October 20, 2020 at 8:29 pm PDT | by Karen Ocamb
Why young, gay Latino Arturo Castro works hard to pass Prop 21
Arturo Castro (photo courtesy Castro) 

MONROVIA – Have you noticed? A new generation of LGBTQ people — especially LGBTQ people of color whose arms are tired of juggling so many different issues – are finding the America Dream vaporizing into COVID-19 air. They are getting PTSD in the middle of the pandemic, an experience known too well by those who survived the AIDS epidemic. And now, like then, quiet community heroes have emerged to help strangers survive the unrelenting chaos of 2020.

One such community hero is Arturo Castro, the operations coordinator for the Yes on 21 campaign, who not only works to support the campaign team but also strives to help the hundreds of desperate people pleading for help as they deal with the beginning of an expected eviction tsunami in the deadly coronavirus environment.  

Prop 21 is the statewide ballot measure that puts limits on unfair, sky-high rent increases, reins in corporate landlord greed, and prevents homelessness. Top experts at USC, UCLA, and UC Berkeley agree that sensible rent limits are key for stabilizing California’s housing affordability crisis. That’s why the California Democratic Party, the ACLU, the California Nurses Association, the California Alliance for Retired Americans, Black Lives Matter, the Los Angeles Times, and a slew of LGBTQ organizations and individuals — including LA County Supervisor Sheila Kuehl — have thrown their full support behind Prop 21, the Rental Affordability Act.

Like so many other LGBTQ people, Castro, 27, is a renter who needs Prop 21. He and his partner — who also does nonprofit advocacy work — live in Monrovia in the San Gabriel Valley. “We’re lucky that we are able to afford it,” he says. “But it’s still very far from where the [Yes on Prop 21] office is in Hollywood. I need about 45 minutes without traffic to get there. We wanted to move closer to our jobs, but there’s nothing that is within our price range. So, we’re out here in Monrovia. We’re willing to do that commute just so we can afford a place to live.”

Settling is not what Castro expected for his shot at the California Dream. Both he and his partner did “what people call the right thing” — they went to college, got degrees, and got jobs. “And yet, we can’t afford it,” Castro says. “You can only imagine when people who are working two, three jobs that are minimum wage, how they’re struggling. If we’re struggling, they’re really struggling. We’re all just a paycheck away from not being able to afford rent, not being able to afford our bills. My partner needs access to certain medications, and we can’t easily move around just to find a new place that can provide that kind of medication.”

And then there’s COVID, which is crippling even the promise of the California Dream.

“The first thing that they told us when the pandemic first hit was to stay in your house and to do as little interaction with others as possible. How do you do that and stay in quarantine when you don’t even have a house to call home? Illegal evictions were still happening to families because they got laid off from work or they got impacted somehow from COVID and they couldn’t afford the rent and they still got kicked out,” Castro says.

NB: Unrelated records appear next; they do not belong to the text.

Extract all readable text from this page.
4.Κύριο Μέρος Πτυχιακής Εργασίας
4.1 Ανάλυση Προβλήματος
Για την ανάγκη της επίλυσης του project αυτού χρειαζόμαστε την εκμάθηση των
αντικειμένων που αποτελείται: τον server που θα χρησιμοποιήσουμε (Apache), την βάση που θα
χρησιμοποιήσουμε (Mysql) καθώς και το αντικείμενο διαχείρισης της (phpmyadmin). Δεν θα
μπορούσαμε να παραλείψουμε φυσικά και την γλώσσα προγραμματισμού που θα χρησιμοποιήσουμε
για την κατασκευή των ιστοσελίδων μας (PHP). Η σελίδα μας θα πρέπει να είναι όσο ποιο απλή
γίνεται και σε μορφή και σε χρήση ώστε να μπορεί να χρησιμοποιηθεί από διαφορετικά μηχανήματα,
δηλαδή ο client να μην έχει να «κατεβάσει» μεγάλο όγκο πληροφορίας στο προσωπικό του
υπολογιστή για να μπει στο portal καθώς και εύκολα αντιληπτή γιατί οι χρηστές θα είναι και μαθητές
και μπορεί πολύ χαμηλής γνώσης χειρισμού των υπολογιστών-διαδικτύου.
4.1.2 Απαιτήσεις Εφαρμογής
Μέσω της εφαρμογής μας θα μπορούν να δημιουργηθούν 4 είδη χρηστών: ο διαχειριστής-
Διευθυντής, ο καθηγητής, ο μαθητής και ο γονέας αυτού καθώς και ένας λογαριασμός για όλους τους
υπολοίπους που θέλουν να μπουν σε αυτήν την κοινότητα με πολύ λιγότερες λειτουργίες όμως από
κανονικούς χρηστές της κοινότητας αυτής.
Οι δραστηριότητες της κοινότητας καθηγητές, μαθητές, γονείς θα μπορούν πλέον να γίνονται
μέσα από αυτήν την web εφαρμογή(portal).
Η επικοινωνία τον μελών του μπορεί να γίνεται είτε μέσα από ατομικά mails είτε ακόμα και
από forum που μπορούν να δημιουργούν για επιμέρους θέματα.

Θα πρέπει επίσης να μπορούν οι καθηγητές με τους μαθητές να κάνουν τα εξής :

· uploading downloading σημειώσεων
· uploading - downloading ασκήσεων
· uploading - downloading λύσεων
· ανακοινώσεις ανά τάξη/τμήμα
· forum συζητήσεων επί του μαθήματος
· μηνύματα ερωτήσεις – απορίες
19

“Sometimes we overlook what people even consider a home,” he says. “Living on the street is what people consider homeless. But we overlook the fact of being a couch surfer, living in a car, even in an RV — those are people who also don’t have an established address. Yet we overlook that as being homeless because we have a stigmatize idea and stereotype of what a homeless person is and why they’re there [such as losing their job]… All of my friends are basically unemployed right now and not all of them receive unemployment assistance.”

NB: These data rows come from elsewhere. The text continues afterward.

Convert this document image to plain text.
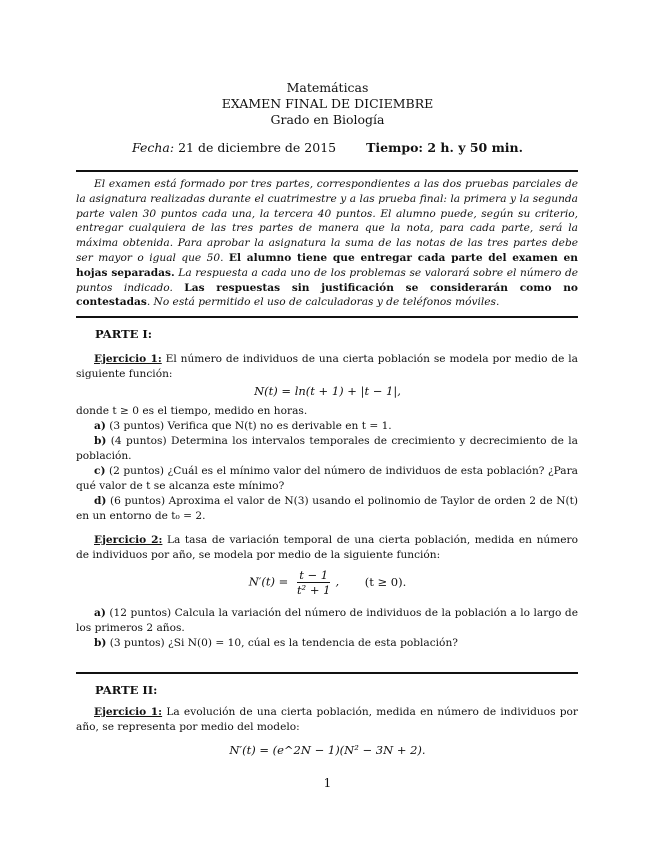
Matemáticas
EXAMEN FINAL DE DICIEMBRE
Grado en Biología
Fecha: 21 de diciembre de 2015 Tiempo: 2 h. y 50 min.
El examen está formado por tres partes, correspondientes a las dos pruebas parciales de la asignatura realizadas durante el cuatrimestre y a las prueba final: la primera y la segunda parte valen 30 puntos cada una, la tercera 40 puntos. El alumno puede, según su criterio, entregar cualquiera de las tres partes de manera que la nota, para cada parte, será la máxima obtenida. Para aprobar la asignatura la suma de las notas de las tres partes debe ser mayor o igual que 50. El alumno tiene que entregar cada parte del examen en hojas separadas. La respuesta a cada uno de los problemas se valorará sobre el número de puntos indicado. Las respuestas sin justificación se considerarán como no contestadas. No está permitido el uso de calculadoras y de teléfonos móviles.
PARTE I:
Ejercicio 1: El número de individuos de una cierta población se modela por medio de la siguiente función:
N(t) = ln(t + 1) + |t − 1|,
donde t ≥ 0 es el tiempo, medido en horas.
a) (3 puntos) Verifica que N(t) no es derivable en t = 1.
b) (4 puntos) Determina los intervalos temporales de crecimiento y decrecimiento de la población.
c) (2 puntos) ¿Cuál es el mínimo valor del número de individuos de esta población? ¿Para qué valor de t se alcanza este mínimo?
d) (6 puntos) Aproxima el valor de N(3) usando el polinomio de Taylor de orden 2 de N(t) en un entorno de t₀ = 2.
Ejercicio 2: La tasa de variación temporal de una cierta población, medida en número de individuos por año, se modela por medio de la siguiente función:
$N'(t) = \frac{t - 1}{\text{t² + 1}}$ , (t ≥ 0).
a) (12 puntos) Calcula la variación del número de individuos de la población a lo largo de los primeros 2 años.
b) (3 puntos) ¿Si N(0) = 10, cúal es la tendencia de esta población?
PARTE II:
Ejercicio 1: La evolución de una cierta población, medida en número de individuos por año, se representa por medio del modelo:
N′(t) = (e^2N − 1)(N² − 3N + 2).
1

And COVID is not the only threat. Castro and his partner were on evacuation notice for two weeks with the Bobcat fire nearby. “We were devastated. We were like — if we do have to evacuate, we would lose our home. Our contingency plan was to move into one of our parents’ house. But then what would we do after that? So, we can only imagine what’s going to happen if Prop 21 doesn’t pass where landlords can just jack up the rent to make up for what is considered a loss in 2020.”

For a good part of his day at the Yes on 21 campaign, Castro talks to people in crisis throughout the state.

“Having people reach out to us is overwhelming. I’m not going to lie,” he says. “People asking for housing assistance, rental assistance, telling stories about getting evicted because they lost their job due to COVID and having two kids. Or their SSI couldn’t cover the rest of the rent after they got a rent increase. It’s really devastating,” especially because previous programs and resources are no longer available.

“It really takes a toll on your emotional health and your mental health thinking that you’re trying your best to keep these people in their home,” says Castro, who connects them with tenants unions so they at least know their rights. “These are families who are trying their best. And you’re trying to help them as much as you can. It almost feels like guilt that I have a roof over my head and I have food to eat.”Coming home after a day helping people and working to pass Prop 21, Castro finds pets, family, and YouTube tutorials keep him and his partner centered and provide “a little joy of happiness. We will make the best of the situation.”